Les quelque 1,3 million de Québécois qui adhèrent au programme «Mode de versements égaux» d'Hydro-Québec le font pour répartir leurs dépenses (de chauffage, entre autres) sur 12 mois.
Ils le font pour éviter de mauvaises surprises en décembre, janvier, février et mars - pour éviter les chocs tarifaires de l'hiver.
Or, voilà que 10 % d'entre eux reçoivent de bien plus grands chocs encore ces jours-ci. Exactement l'inverse de ce pour quoi le programme a été créé.
En raison de problèmes liés à l'implantation d'un nouveau système informatique, Hydro-Québec les informe qu'un écart important a été noté entre leur consommation d'électricité «estimée» (celle pour laquelle ils ont payé) et leur consommation «réelle» (celle pour laquelle ils doivent payer).
Le problème est que cet écart est considérable et que l'incurie de certains à la société d'État fait qu'on ne s'en aperçoit qu'au bout d'un an! Tellement considérable, en fait, que la facture des abonnés concernés grimpera de 20 à 60 % l'an prochain.
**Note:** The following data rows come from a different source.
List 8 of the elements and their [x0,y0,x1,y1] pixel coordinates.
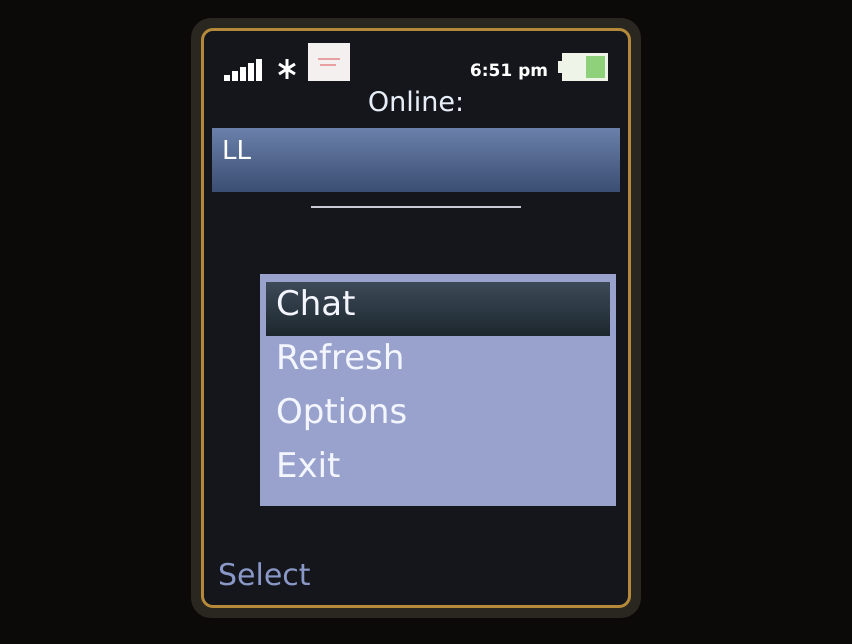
menu-item[interactable]: Chat [266,282,610,336]
select-softkey[interactable]: Select [212,558,620,593]
screen-title: Online: [366,87,466,118]
message-icon [308,43,350,81]
bluetooth-icon [276,57,298,81]
battery-icon [558,53,608,81]
contact-item[interactable]: LL [212,128,620,192]
clock-time: 6:51 pm [470,61,548,81]
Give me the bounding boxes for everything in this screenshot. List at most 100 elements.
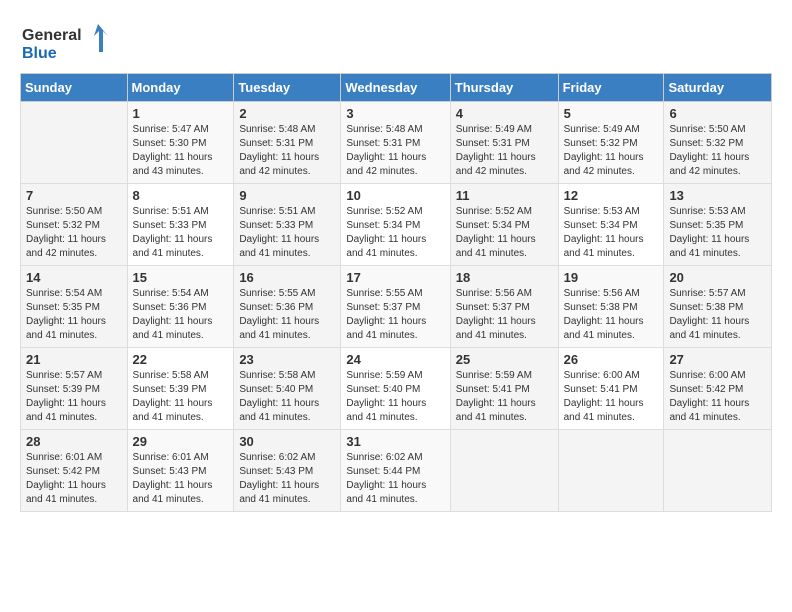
day-detail: Sunrise: 5:52 AMSunset: 5:34 PMDaylight:… [456, 206, 536, 259]
calendar-cell: 3 Sunrise: 5:48 AMSunset: 5:31 PMDayligh… [341, 102, 450, 184]
calendar-cell [450, 430, 558, 512]
calendar-cell: 20 Sunrise: 5:57 AMSunset: 5:38 PMDaylig… [664, 266, 772, 348]
day-detail: Sunrise: 5:59 AMSunset: 5:41 PMDaylight:… [456, 370, 536, 423]
calendar-cell: 10 Sunrise: 5:52 AMSunset: 5:34 PMDaylig… [341, 184, 450, 266]
svg-text:Blue: Blue [22, 45, 57, 62]
calendar-table: SundayMondayTuesdayWednesdayThursdayFrid… [20, 73, 772, 512]
week-row-1: 1 Sunrise: 5:47 AMSunset: 5:30 PMDayligh… [21, 102, 772, 184]
day-detail: Sunrise: 6:02 AMSunset: 5:44 PMDaylight:… [346, 452, 426, 505]
calendar-cell: 7 Sunrise: 5:50 AMSunset: 5:32 PMDayligh… [21, 184, 128, 266]
day-detail: Sunrise: 6:01 AMSunset: 5:43 PMDaylight:… [133, 452, 213, 505]
day-detail: Sunrise: 5:54 AMSunset: 5:35 PMDaylight:… [26, 288, 106, 341]
day-detail: Sunrise: 5:57 AMSunset: 5:38 PMDaylight:… [669, 288, 749, 341]
calendar-cell: 24 Sunrise: 5:59 AMSunset: 5:40 PMDaylig… [341, 348, 450, 430]
day-detail: Sunrise: 5:57 AMSunset: 5:39 PMDaylight:… [26, 370, 106, 423]
day-detail: Sunrise: 5:58 AMSunset: 5:39 PMDaylight:… [133, 370, 213, 423]
calendar-cell: 11 Sunrise: 5:52 AMSunset: 5:34 PMDaylig… [450, 184, 558, 266]
day-number: 17 [346, 270, 444, 285]
svg-text:General: General [22, 27, 82, 44]
calendar-cell: 2 Sunrise: 5:48 AMSunset: 5:31 PMDayligh… [234, 102, 341, 184]
column-header-sunday: Sunday [21, 74, 128, 102]
calendar-cell: 12 Sunrise: 5:53 AMSunset: 5:34 PMDaylig… [558, 184, 664, 266]
calendar-cell: 1 Sunrise: 5:47 AMSunset: 5:30 PMDayligh… [127, 102, 234, 184]
day-number: 3 [346, 106, 444, 121]
week-row-4: 21 Sunrise: 5:57 AMSunset: 5:39 PMDaylig… [21, 348, 772, 430]
calendar-cell: 9 Sunrise: 5:51 AMSunset: 5:33 PMDayligh… [234, 184, 341, 266]
calendar-cell: 22 Sunrise: 5:58 AMSunset: 5:39 PMDaylig… [127, 348, 234, 430]
calendar-cell [558, 430, 664, 512]
day-number: 5 [564, 106, 659, 121]
day-number: 30 [239, 434, 335, 449]
column-header-tuesday: Tuesday [234, 74, 341, 102]
day-number: 12 [564, 188, 659, 203]
column-header-friday: Friday [558, 74, 664, 102]
day-detail: Sunrise: 5:48 AMSunset: 5:31 PMDaylight:… [346, 124, 426, 177]
calendar-cell: 16 Sunrise: 5:55 AMSunset: 5:36 PMDaylig… [234, 266, 341, 348]
day-detail: Sunrise: 6:00 AMSunset: 5:41 PMDaylight:… [564, 370, 644, 423]
calendar-cell: 31 Sunrise: 6:02 AMSunset: 5:44 PMDaylig… [341, 430, 450, 512]
day-detail: Sunrise: 5:55 AMSunset: 5:36 PMDaylight:… [239, 288, 319, 341]
day-number: 31 [346, 434, 444, 449]
day-number: 20 [669, 270, 766, 285]
calendar-cell: 8 Sunrise: 5:51 AMSunset: 5:33 PMDayligh… [127, 184, 234, 266]
week-row-2: 7 Sunrise: 5:50 AMSunset: 5:32 PMDayligh… [21, 184, 772, 266]
calendar-cell [21, 102, 128, 184]
calendar-cell: 21 Sunrise: 5:57 AMSunset: 5:39 PMDaylig… [21, 348, 128, 430]
day-detail: Sunrise: 5:58 AMSunset: 5:40 PMDaylight:… [239, 370, 319, 423]
logo-svg: General Blue [20, 20, 120, 65]
day-detail: Sunrise: 5:53 AMSunset: 5:34 PMDaylight:… [564, 206, 644, 259]
day-detail: Sunrise: 5:56 AMSunset: 5:37 PMDaylight:… [456, 288, 536, 341]
calendar-cell: 27 Sunrise: 6:00 AMSunset: 5:42 PMDaylig… [664, 348, 772, 430]
page-header: General Blue [20, 20, 772, 65]
day-number: 7 [26, 188, 122, 203]
day-number: 14 [26, 270, 122, 285]
day-detail: Sunrise: 6:01 AMSunset: 5:42 PMDaylight:… [26, 452, 106, 505]
column-header-wednesday: Wednesday [341, 74, 450, 102]
calendar-cell: 26 Sunrise: 6:00 AMSunset: 5:41 PMDaylig… [558, 348, 664, 430]
day-detail: Sunrise: 5:50 AMSunset: 5:32 PMDaylight:… [669, 124, 749, 177]
day-number: 10 [346, 188, 444, 203]
day-number: 8 [133, 188, 229, 203]
day-number: 11 [456, 188, 553, 203]
calendar-cell: 6 Sunrise: 5:50 AMSunset: 5:32 PMDayligh… [664, 102, 772, 184]
calendar-cell: 17 Sunrise: 5:55 AMSunset: 5:37 PMDaylig… [341, 266, 450, 348]
calendar-cell: 25 Sunrise: 5:59 AMSunset: 5:41 PMDaylig… [450, 348, 558, 430]
day-number: 26 [564, 352, 659, 367]
day-detail: Sunrise: 5:51 AMSunset: 5:33 PMDaylight:… [133, 206, 213, 259]
calendar-cell: 15 Sunrise: 5:54 AMSunset: 5:36 PMDaylig… [127, 266, 234, 348]
column-header-thursday: Thursday [450, 74, 558, 102]
calendar-cell: 5 Sunrise: 5:49 AMSunset: 5:32 PMDayligh… [558, 102, 664, 184]
column-header-saturday: Saturday [664, 74, 772, 102]
day-detail: Sunrise: 5:48 AMSunset: 5:31 PMDaylight:… [239, 124, 319, 177]
column-header-monday: Monday [127, 74, 234, 102]
calendar-cell: 23 Sunrise: 5:58 AMSunset: 5:40 PMDaylig… [234, 348, 341, 430]
logo: General Blue [20, 20, 120, 65]
calendar-cell: 29 Sunrise: 6:01 AMSunset: 5:43 PMDaylig… [127, 430, 234, 512]
day-detail: Sunrise: 5:50 AMSunset: 5:32 PMDaylight:… [26, 206, 106, 259]
day-number: 9 [239, 188, 335, 203]
day-detail: Sunrise: 6:00 AMSunset: 5:42 PMDaylight:… [669, 370, 749, 423]
day-number: 28 [26, 434, 122, 449]
calendar-cell: 19 Sunrise: 5:56 AMSunset: 5:38 PMDaylig… [558, 266, 664, 348]
day-number: 2 [239, 106, 335, 121]
calendar-cell [664, 430, 772, 512]
day-detail: Sunrise: 5:49 AMSunset: 5:32 PMDaylight:… [564, 124, 644, 177]
day-number: 29 [133, 434, 229, 449]
day-number: 24 [346, 352, 444, 367]
day-number: 15 [133, 270, 229, 285]
day-number: 21 [26, 352, 122, 367]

Question : faut-il, comme le suggère le péquiste Sylvain Gaudreault, inviter Hydro-Québec à oublier les sommes qu'elle n'a pas encaissées par sa propre faute?
À cette question, il faut malheureusement répondre «non».
Les clients doivent payer pour les kilowattheures qu'ils ont consommés. Ils ne sont pas abonnés à un mode de paiement, mais au service d'électricité.
Surtout qu'il n'a pas dû échapper à certains qu'il devait y avoir une erreur, puisqu'ils payaient beaucoup moins ces derniers mois que l'année précédente...
La bourde d'Hydro-Québec n'en demeure pas moins choquante. Elle créera de vraies difficultés dans de très nombreuses familles, des familles en perpétuelle récession.
Trop de gens l'oublient, mais des centaines de milliers de Québécois n'ont pas la capacité de faire face à une dépense imprévue de 500 $.
Ceux-là avaient besoin de pouvoir compter sur un mode de versements les mettant à l'abri de mauvaises surprises. Ça n'a pas été le cas.
Voilà pourquoi Hydro-Québec, si elle a la responsabilité de recouvrer les sommes dues, a le devoir de proposer des solutions adaptées à chaque cas.
Les responsables de cette situation devraient par ailleurs être privés de la traditionnelle prime au rendement à laquelle sont abonnés les employés de la société d'État. Qu'est-ce qu'une prime, en effet, sinon une récompense?